I'm also listed in several industry specific "directory" sites where I get a smaller number of visitors but I believe they're typically higher quality and very targeted visitors. Plus I have listings at Yahoo directory, DMOZ and about.com.
Unfortunately, while I average 100 to 150 visitors per day, my conversion rate seems very low - averaging only a couple of orders per day, sometimes 4 or 5. As a rough guess, I'd say the conversion rate is about 2% overall, maybe a little less.
So I'm at a point where I'm not convinced that the paid placement is really doing me any good, but I don't have any way to know for sure. I started capturing the IP address of customers a few weeks ago, but haven't spent much time digging through server logs to see where they're coming from. I also use query string tags on each of the PPC listings and log those visits to a separate logfile, but currently I don't gather the IP address of each visit.
I'm looking for tips for measuring my "ROI" on the paid listings, as well as trying to find out some idea of what a "good" ROI or conversion percentage is. What additional information should I capture from each customer and how can I efficiently go about determining whether the $200/month that I'm spending on advertising is worth the effort?
Thanks for any ideas.
[edited by: pageoneresults at 4:49 pm (utc) on June 9, 2003]
[edit reason] No specifics please. Thank you. [/edit]
Then place a value on the action that you are looking for from the client computer - a sign up for a special offer, a sale, etc - and calculate that into your per click costs.
After you have done the tagging & logging the various referrers & keyword strings to a seperate log file, and added in the cookies, it's a simple matter of creating the scripts to output some reports.
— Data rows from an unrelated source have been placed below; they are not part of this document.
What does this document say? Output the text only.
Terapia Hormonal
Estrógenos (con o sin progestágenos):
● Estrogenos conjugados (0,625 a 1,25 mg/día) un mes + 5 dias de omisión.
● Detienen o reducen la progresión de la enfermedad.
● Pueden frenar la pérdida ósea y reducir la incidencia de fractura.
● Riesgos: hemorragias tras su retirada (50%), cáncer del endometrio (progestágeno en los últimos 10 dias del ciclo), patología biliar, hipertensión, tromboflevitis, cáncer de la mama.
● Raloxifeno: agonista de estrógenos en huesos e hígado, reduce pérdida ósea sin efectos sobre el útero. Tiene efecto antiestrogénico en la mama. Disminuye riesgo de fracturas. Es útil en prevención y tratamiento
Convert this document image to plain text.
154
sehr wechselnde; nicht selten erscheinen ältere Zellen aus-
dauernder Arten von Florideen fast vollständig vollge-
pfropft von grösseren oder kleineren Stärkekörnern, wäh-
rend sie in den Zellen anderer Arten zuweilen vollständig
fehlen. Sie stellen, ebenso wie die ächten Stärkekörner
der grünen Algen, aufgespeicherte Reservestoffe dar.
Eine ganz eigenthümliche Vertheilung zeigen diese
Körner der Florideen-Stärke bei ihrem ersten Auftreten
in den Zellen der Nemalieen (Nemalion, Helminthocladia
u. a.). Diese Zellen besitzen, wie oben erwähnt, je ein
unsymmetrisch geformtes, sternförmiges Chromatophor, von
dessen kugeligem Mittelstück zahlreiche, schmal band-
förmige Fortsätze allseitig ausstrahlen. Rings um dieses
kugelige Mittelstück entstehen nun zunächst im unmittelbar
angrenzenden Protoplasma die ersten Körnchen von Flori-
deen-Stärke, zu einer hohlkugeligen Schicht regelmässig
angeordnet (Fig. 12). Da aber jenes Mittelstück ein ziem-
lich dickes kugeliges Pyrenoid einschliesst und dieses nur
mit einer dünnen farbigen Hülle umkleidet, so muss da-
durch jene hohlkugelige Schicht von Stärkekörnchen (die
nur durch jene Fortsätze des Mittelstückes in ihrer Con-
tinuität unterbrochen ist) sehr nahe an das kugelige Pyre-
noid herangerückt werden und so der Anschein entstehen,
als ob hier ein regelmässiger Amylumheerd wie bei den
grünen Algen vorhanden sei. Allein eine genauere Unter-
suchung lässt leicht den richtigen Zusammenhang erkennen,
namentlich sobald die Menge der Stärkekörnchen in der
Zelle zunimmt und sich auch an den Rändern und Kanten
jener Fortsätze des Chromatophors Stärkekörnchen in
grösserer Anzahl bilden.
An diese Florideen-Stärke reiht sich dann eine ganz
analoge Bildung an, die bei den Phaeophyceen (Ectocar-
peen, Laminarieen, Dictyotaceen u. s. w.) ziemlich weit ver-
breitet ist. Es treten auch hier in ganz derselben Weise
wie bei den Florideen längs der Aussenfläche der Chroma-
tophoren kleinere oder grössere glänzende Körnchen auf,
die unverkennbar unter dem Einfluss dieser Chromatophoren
Give the client computer a cookie, then measure from there. Also use a session variable if possible in conjunction - as sometimes a client will be configured to not accept cookies, etc.
Most session mechanisms employ cookies, so if the client does not accept any cookies, then you won't be able to track sessions. (rewriting URLs for session tracking is a bad idea for many reasons)
But it is a good idea to set two cookies, one of which without expiration. There are some clients that are configured to only accept cookies without expiration. It's also a good idea to synchronize long-term cookies with session cookies, just to avoid issuing multiple visitor numbers for the same client in the same session.
That's pretty much what I use for my affiliate program.
And that's how I track adwords ads (each ad being treated as an affiliate). Works out pretty good.